Ini merupakan program dispensasi dari Korlantas Polri di tengah Pemberlakuan Pembatasan Kegiatan Masyarakat atau PPKM level 3.

Adapun pemberlakuan PPKM level 3 berada di sejumlah wilayah aglomerasi, mulai dari Jabodetabek, Bandung Raya, Yogyakarta, sampai Bali.

Peraturan tersebut tercantum dalam Instruksi Menteri Dalam Negeri (Inmendagri) Nomor 9 Tahun 2022 tentang Pemberlakuan Pembatasan Kegiatan Masyarakat Level 3, Level 2, dan Level 1 Corona Virus Disease 2019 Wilayah Jawa dan Bali.

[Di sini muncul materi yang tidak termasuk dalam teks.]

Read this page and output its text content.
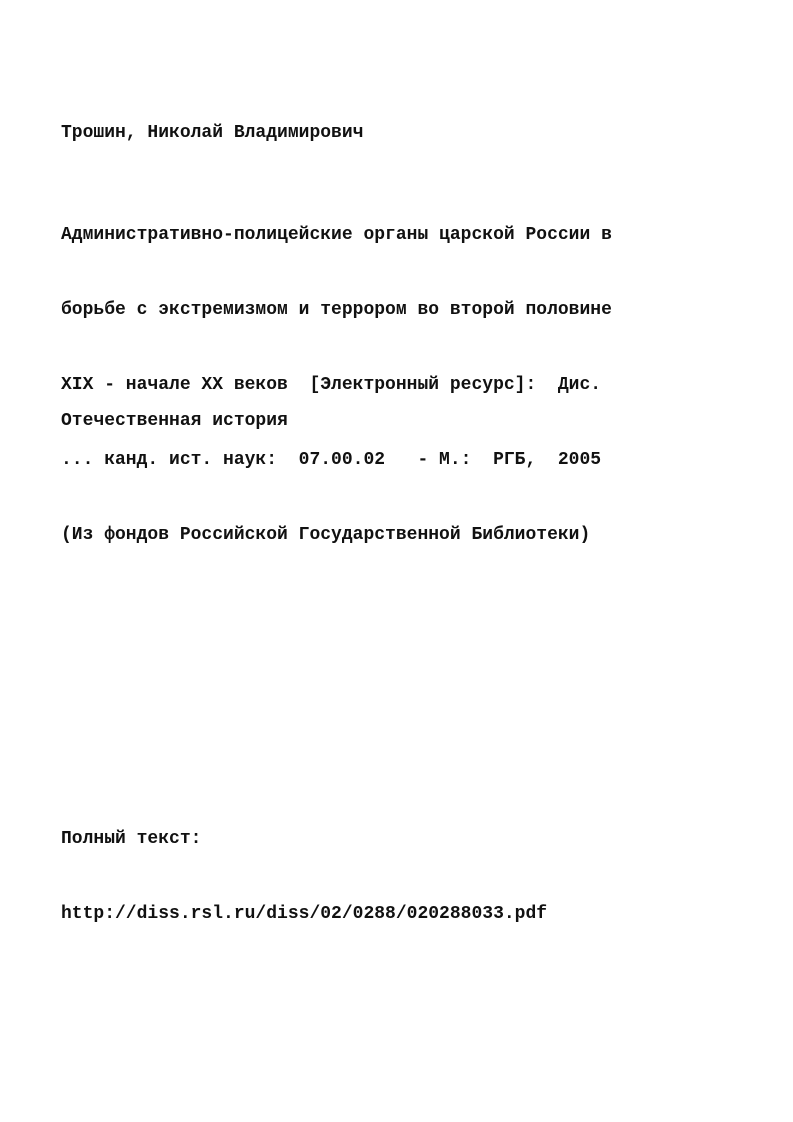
Трошин, Николай Владимирович

Административно-полицейские органы царской России в

борьбе с экстремизмом и террором во второй половине

XIX - начале XX веков  [Электронный ресурс]:  Дис.

... канд. ист. наук:  07.00.02   - М.:  РГБ,  2005

(Из фондов Российской Государственной Библиотеки)

Отечественная история

Полный текст:

http://diss.rsl.ru/diss/02/0288/020288033.pdf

Baca Juga: Bisa Online, Ini Biaya, Syarat dan Cara Membuat atau Perpanjang SIM A & C

Bagi yang wilayahnya masuk dalam PPKM level 3, aktivitasnya akan dibatasi demi menekan jumlah kasus penularan virus Covid-19 varian Omicron.

Oleh karena pembatasan aktivitas tersebut, Korlantas Polri memberikan dispensasi perpanjang SIM mati pada Februari 2022 ini.

SIM Mati Bisa Diperpanjang

Program dispensasi SIM mati bisa diperpanjang ini disampaikan oleh Kepala Seksi Pembinaan dan Pelayanan SIM Ditregident Korlantas Polri, Kompol Faisal Andri.

"Bagi pemegang SIM yang habis masa berlakunya pada tanggal 8 sampai dengan 14 Februari 2022, dapat diperpanjang pada tanggal 15 sampai dengan 21 Februari 2022, dengan mekanisme perpanjangan," ujar Faisal Andri, dilansir dari Kompas.com, Minggu (13/2/2022).

Namun, menurut Faisal Andri tidak semua pemohon yang SIM-nya mati bisa diperpanjang. 

Baca Juga: Pemohon SIM A dan C Bakal Diwajibkan Tes Psikologi, Ini Alasannya

Kabarnya, jumlah pemohon di Satpas SIM juga dibatasi selama PPKM level 3 sesuai dengan aturan yang berlaku.